I Drove a Family Friend to the Emergency Room – and his condition shifted from unwell to scarcely conscious on the way.
He has always been a man of a bigger-than-life figure. Sharp and not prone to sentiment – and never one to refuse to another brandy. Whenever our families celebrated, he is the person chatting about the most recent controversy to involve a regional politician, or amusing us with accounts of the outrageous philandering of various Sheffield Wednesday players during the last four decades.
It was common for us to pass the morning of Christmas Day with him and his family, then departing for our own celebrations. However, one holiday season, roughly a decade past, when he was scheduled to meet family abroad, he fell down the stairs, with a glass of whisky in hand, a suitcase gripped in the other, and broke his ribs. The hospital had patched him up and told him not to fly. Thus, he found himself back with us, trying to cope, but looking increasingly peaky.
The Morning Rolled On
The morning rolled on but the anecdotes weren’t flowing as they usually were. He was convinced he was OK but his appearance suggested otherwise. He endeavored to climb the stairs for a nap but couldn’t; he tried, carefully, to eat Christmas lunch, and did not manage.

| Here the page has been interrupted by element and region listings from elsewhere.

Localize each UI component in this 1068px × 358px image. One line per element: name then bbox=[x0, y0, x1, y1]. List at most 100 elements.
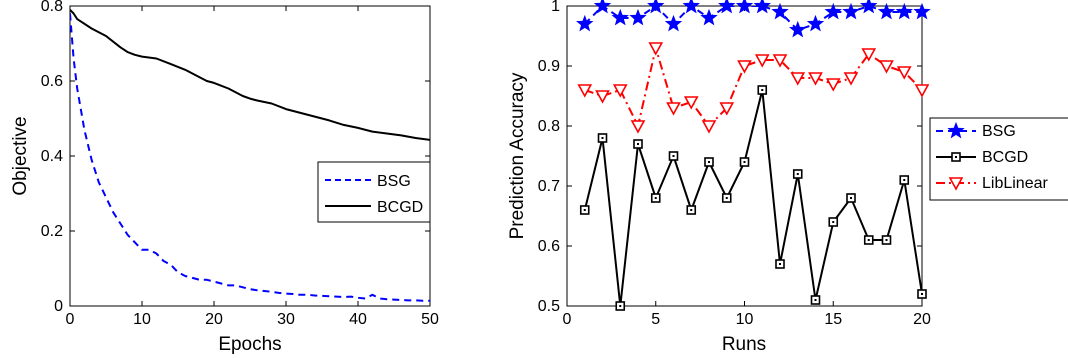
data-point-liblinear bbox=[861, 48, 877, 62]
data-point-liblinear bbox=[879, 60, 894, 74]
data-point-liblinear bbox=[701, 120, 717, 134]
data-point-bcgd-center bbox=[903, 179, 906, 181]
data-point-liblinear bbox=[914, 84, 930, 98]
plot-area bbox=[69, 5, 431, 307]
x-tick-label: 50 bbox=[421, 311, 439, 328]
objective-chart: 0 10 20 30 40 50 0 0.2 0.4 0.6 0.8 Epochs Objectiv… bbox=[10, 0, 439, 355]
y-tick-label: 0 bbox=[54, 298, 63, 315]
data-point-bsg bbox=[806, 14, 825, 32]
x-tick-label: 30 bbox=[277, 311, 295, 328]
legend-marker-bsg bbox=[947, 121, 965, 139]
data-point-liblinear bbox=[790, 72, 806, 86]
data-point-bcgd-center bbox=[654, 197, 657, 199]
legend-box bbox=[317, 161, 431, 223]
data-point-liblinear bbox=[772, 54, 788, 68]
data-point-liblinear bbox=[577, 84, 593, 98]
data-point-bsg bbox=[735, 0, 754, 14]
data-point-bcgd-center bbox=[672, 155, 675, 157]
y-tick-label: 0.6 bbox=[41, 73, 63, 90]
data-point-bsg bbox=[682, 0, 700, 14]
y-tick-label: 0.4 bbox=[41, 148, 63, 165]
data-point-liblinear bbox=[825, 78, 841, 92]
y-tick-label: 0.6 bbox=[538, 238, 560, 255]
data-point-liblinear bbox=[630, 120, 646, 134]
y-tick-label: 0.5 bbox=[538, 298, 560, 315]
data-point-bcgd-center bbox=[761, 89, 764, 91]
y-axis-label: Prediction Accuracy bbox=[507, 72, 528, 239]
data-point-bcgd-center bbox=[814, 299, 817, 301]
x-tick-label: 40 bbox=[349, 311, 367, 328]
data-point-bsg bbox=[824, 2, 842, 20]
legend-label-bcgd: BCGD bbox=[377, 199, 423, 216]
data-point-liblinear bbox=[896, 66, 912, 80]
tick-marks bbox=[69, 5, 431, 307]
series-layer bbox=[70, 9, 430, 302]
data-point-bsg bbox=[576, 14, 594, 32]
tick-labels: 0 10 20 30 40 50 0 0.2 0.4 0.6 0.8 bbox=[41, 0, 439, 328]
x-tick-label: 0 bbox=[66, 311, 75, 328]
x-tick-label: 10 bbox=[736, 311, 754, 328]
data-point-bsg bbox=[877, 2, 896, 20]
data-point-liblinear bbox=[666, 102, 681, 116]
x-tick-label: 5 bbox=[651, 311, 660, 328]
data-point-liblinear bbox=[808, 72, 823, 86]
data-point-bsg bbox=[913, 2, 931, 20]
legend-marker-bcgd-center bbox=[955, 156, 957, 158]
legend-marker-liblinear bbox=[948, 177, 964, 191]
data-point-bcgd-center bbox=[583, 209, 586, 211]
y-axis-label: Objective bbox=[10, 116, 31, 195]
data-point-bsg bbox=[753, 0, 771, 14]
series-line-liblinear bbox=[584, 47, 922, 127]
x-tick-label: 20 bbox=[913, 311, 931, 328]
data-point-bcgd-center bbox=[725, 197, 728, 199]
data-point-bcgd-center bbox=[637, 143, 639, 145]
x-tick-label: 10 bbox=[133, 311, 151, 328]
accuracy-chart: 0 5 10 15 20 0.5 0.6 0.7 0.8 0.9 1 Runs Prediction… bbox=[507, 0, 1068, 355]
marker-layer bbox=[576, 0, 931, 311]
x-tick-label: 20 bbox=[205, 311, 223, 328]
legend-entries bbox=[936, 121, 976, 191]
data-point-bcgd-center bbox=[921, 293, 923, 295]
legend: BSG BCGD bbox=[317, 161, 431, 223]
tick-labels: 0 5 10 15 20 0.5 0.6 0.7 0.8 0.9 1 bbox=[538, 0, 931, 328]
series-line-bcgd bbox=[70, 9, 430, 141]
data-point-bsg bbox=[593, 0, 612, 14]
data-point-bsg bbox=[842, 2, 860, 20]
data-point-liblinear bbox=[843, 72, 859, 86]
data-point-bsg bbox=[647, 0, 665, 14]
data-point-bcgd-center bbox=[850, 197, 852, 199]
y-tick-label: 1 bbox=[551, 0, 560, 15]
data-point-bcgd-center bbox=[832, 221, 835, 223]
data-point-bsg bbox=[771, 2, 789, 20]
legend-label-bsg: BSG bbox=[377, 173, 411, 190]
data-point-liblinear bbox=[737, 60, 752, 74]
x-tick-label: 15 bbox=[824, 311, 842, 328]
data-point-liblinear bbox=[683, 96, 699, 110]
y-tick-label: 0.2 bbox=[41, 223, 63, 240]
legend-label-bcgd: BCGD bbox=[982, 149, 1028, 166]
legend-label-bsg: BSG bbox=[982, 123, 1016, 140]
y-tick-label: 0.7 bbox=[538, 178, 560, 195]
data-point-bcgd-center bbox=[708, 161, 710, 163]
data-point-bsg bbox=[789, 20, 807, 38]
x-axis-label: Epochs bbox=[218, 334, 281, 355]
data-point-liblinear bbox=[595, 90, 610, 104]
legend-label-liblinear: LibLinear bbox=[982, 175, 1049, 192]
data-point-bsg bbox=[611, 8, 629, 26]
y-tick-label: 0.8 bbox=[41, 0, 63, 15]
data-point-liblinear bbox=[754, 54, 770, 68]
data-point-liblinear bbox=[648, 42, 664, 56]
data-point-bsg bbox=[700, 8, 718, 26]
data-point-liblinear bbox=[612, 84, 628, 98]
series-layer bbox=[583, 6, 922, 306]
data-point-bsg bbox=[860, 0, 878, 14]
data-point-bcgd-center bbox=[619, 305, 622, 307]
y-tick-label: 0.8 bbox=[538, 118, 560, 135]
data-point-bsg bbox=[718, 0, 736, 14]
data-point-bcgd-center bbox=[796, 173, 799, 175]
y-tick-label: 0.9 bbox=[538, 58, 560, 75]
data-point-bcgd-center bbox=[885, 239, 888, 241]
data-point-bcgd-center bbox=[690, 209, 693, 211]
data-point-bsg bbox=[895, 2, 913, 20]
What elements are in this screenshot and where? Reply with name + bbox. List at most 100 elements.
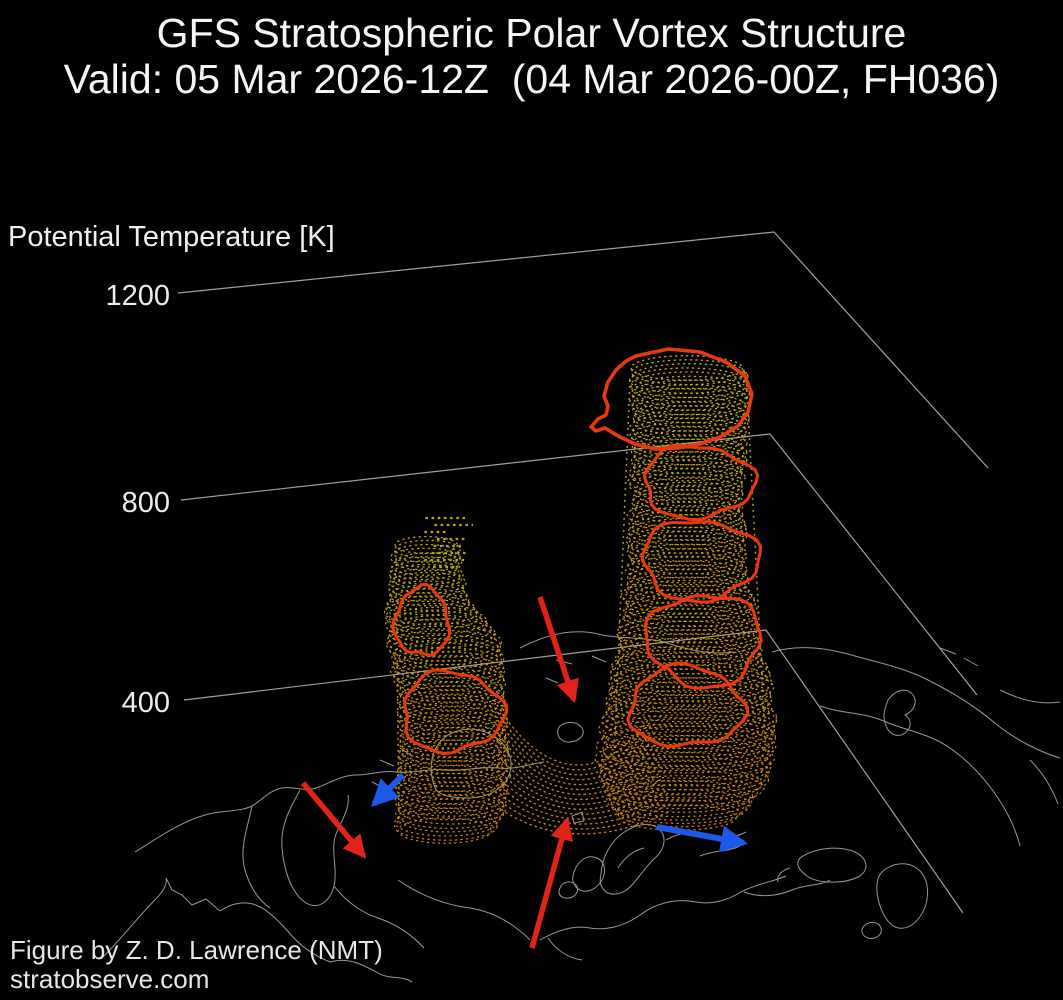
east-lobe-ring xyxy=(631,417,748,445)
west-lobe-ring xyxy=(387,576,464,598)
saddle-contour xyxy=(495,738,658,791)
west-lobe-ring xyxy=(391,556,461,576)
west-lobe-ring xyxy=(398,677,505,707)
east-lobe-ring xyxy=(616,799,741,828)
east-lobe-ring xyxy=(626,568,750,597)
west-lobe-ring xyxy=(389,588,470,611)
east-lobe-ring xyxy=(614,793,747,825)
coastline-path xyxy=(883,689,916,736)
west-lobe-ring xyxy=(399,735,510,767)
coastline-path xyxy=(558,881,579,899)
red-arrow xyxy=(529,816,573,949)
lobe-edge xyxy=(745,371,767,756)
west-lobe-ring xyxy=(395,798,505,830)
saddle-contour xyxy=(497,761,663,805)
west-lobe-ring xyxy=(396,760,511,792)
west-lobe-ring xyxy=(389,547,461,568)
red-arrow xyxy=(300,781,367,859)
coastline-path xyxy=(242,805,271,909)
west-lobe-ring xyxy=(389,568,463,589)
east-lobe-ring xyxy=(628,459,743,487)
axis-grid-line xyxy=(180,433,978,696)
east-lobe-ring xyxy=(598,709,776,750)
east-lobe-ring xyxy=(598,747,772,787)
east-lobe-ring xyxy=(633,493,744,520)
west-lobe-ring xyxy=(387,622,496,653)
east-lobe-ring xyxy=(605,783,753,818)
coastline-path xyxy=(797,847,867,883)
axis-gridlines xyxy=(177,231,989,914)
east-lobe-ring xyxy=(610,788,751,821)
east-lobe-ring xyxy=(625,555,748,584)
z-axis-tick-800: 800 xyxy=(121,487,170,519)
coastline-path xyxy=(599,823,665,895)
coastline-path xyxy=(939,647,979,667)
west-lobe-ring xyxy=(392,639,502,670)
west-lobe-ring xyxy=(395,772,509,805)
z-axis-label: Potential Temperature [K] xyxy=(8,221,335,253)
east-lobe-ring xyxy=(609,656,771,693)
east-lobe-ring xyxy=(601,735,772,774)
axis-grid-line xyxy=(183,629,964,914)
west-lobe-ring xyxy=(393,651,505,683)
west-lobe-ring xyxy=(398,781,507,813)
coastline-path xyxy=(1029,759,1059,805)
coastline-path xyxy=(743,879,831,897)
east-lobe-ring xyxy=(632,456,742,482)
coastline-path xyxy=(539,875,787,941)
coastline-path xyxy=(999,689,1061,704)
red-contour-ring xyxy=(626,661,750,748)
coastline-path xyxy=(281,789,349,907)
east-lobe-ring xyxy=(610,677,772,714)
east-lobe-ring xyxy=(628,472,743,499)
figure-credit: Figure by Z. D. Lawrence (NMT) xyxy=(10,935,383,965)
east-lobe-ring xyxy=(608,664,773,702)
coastline-path xyxy=(547,937,583,961)
west-lobe-ring xyxy=(386,592,470,616)
west-lobe-ring xyxy=(397,739,510,771)
west-lobe-ring xyxy=(392,647,504,678)
east-lobe-ring xyxy=(622,596,759,628)
east-lobe-ring xyxy=(629,560,747,588)
east-lobe-ring xyxy=(630,355,744,381)
east-lobe-ring xyxy=(605,680,773,719)
figure-source-url: stratobserve.com xyxy=(10,964,210,994)
west-lobe-ring xyxy=(388,580,466,603)
east-lobe-ring xyxy=(602,730,774,770)
west-lobe-ring xyxy=(396,685,506,716)
west-lobe-ring xyxy=(398,752,508,783)
coastline-path xyxy=(572,856,605,892)
blue-arrow xyxy=(371,772,406,807)
east-lobe-ring xyxy=(606,775,759,810)
east-lobe-ring xyxy=(631,392,747,419)
east-lobe-ring xyxy=(595,725,777,767)
east-lobe-ring xyxy=(609,668,775,706)
east-lobe-ring xyxy=(625,588,757,619)
coastline-path xyxy=(777,867,791,883)
west-lobe-ring xyxy=(393,659,504,691)
east-lobe-ring xyxy=(626,501,744,529)
z-axis-tick-1200: 1200 xyxy=(105,280,170,312)
west-lobe-ring xyxy=(389,634,501,666)
z-axis-tick-400: 400 xyxy=(121,687,170,719)
east-lobe-ring xyxy=(627,535,744,562)
east-lobe-ring xyxy=(627,564,749,592)
coastline-path xyxy=(134,761,545,853)
west-lobe-ring xyxy=(397,710,508,741)
coastline-path xyxy=(545,655,607,684)
coastline-path xyxy=(771,647,1061,759)
west-lobe-ring xyxy=(397,817,492,844)
coastline-path xyxy=(819,705,1021,847)
east-lobe-ring xyxy=(610,648,768,684)
west-lobe-ring xyxy=(389,654,506,688)
chart-title: GFS Stratospheric Polar Vortex Structure xyxy=(156,10,907,56)
west-lobe-ring xyxy=(386,625,503,658)
red-contour-ring xyxy=(642,443,760,522)
saddle-contour xyxy=(494,715,654,776)
east-lobe-ring xyxy=(633,409,749,436)
east-lobe-ring xyxy=(631,363,749,390)
east-lobe-ring xyxy=(607,689,773,727)
west-lobe-ring xyxy=(389,571,467,594)
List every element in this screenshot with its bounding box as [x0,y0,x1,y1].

Therefore, before I could even don any celebratory headwear, my mum and I decided to get him to the hospital.
The idea of calling for an ambulance crossed our minds, but what would the wait time be on Christmas Day?
A Rapid Decline
Upon our arrival, his state had progressed from peaky to barely responsive. Other outpatients helped us get him to a ward, where the generic smell of institutional meals and air was noticeable.
Different though, was the spirit. People were making brave attempts at holiday cheer in every direction, notwithstanding the fundamental depressing and institutional feel; tinsel hung from drip stands and dishes of festive dessert sat uneaten on bedside tables.
Upbeat nursing staff, who no doubt would far rather have been at home, were working diligently and using that great term of endearment so unique to the area: “duck”.
A Quiet Journey Back
Once the permitted time ended, we returned home to cold bread sauce and festive TV programming. We watched something daft on television, likely a mystery drama, and took part in a more foolish pastime, such as a local version of the board game.
By then it was quite late, and snow was falling, and I remember experiencing a letdown – had we missed Christmas?
The Aftermath and the Story
While our friend did get better in time, he had actually punctured a lung and later developed a serious circulatory condition. And, while that Christmas isn’t a personal favourite, it has become part of family legend as “the Christmas I saved a life”.
How factual that statement is, or contains some artistic license, I couldn’t possibly comment, but the story’s yearly repetition has done no damage to my pride. True to his favorite phrase: “don’t let the truth get in the way of a good story”.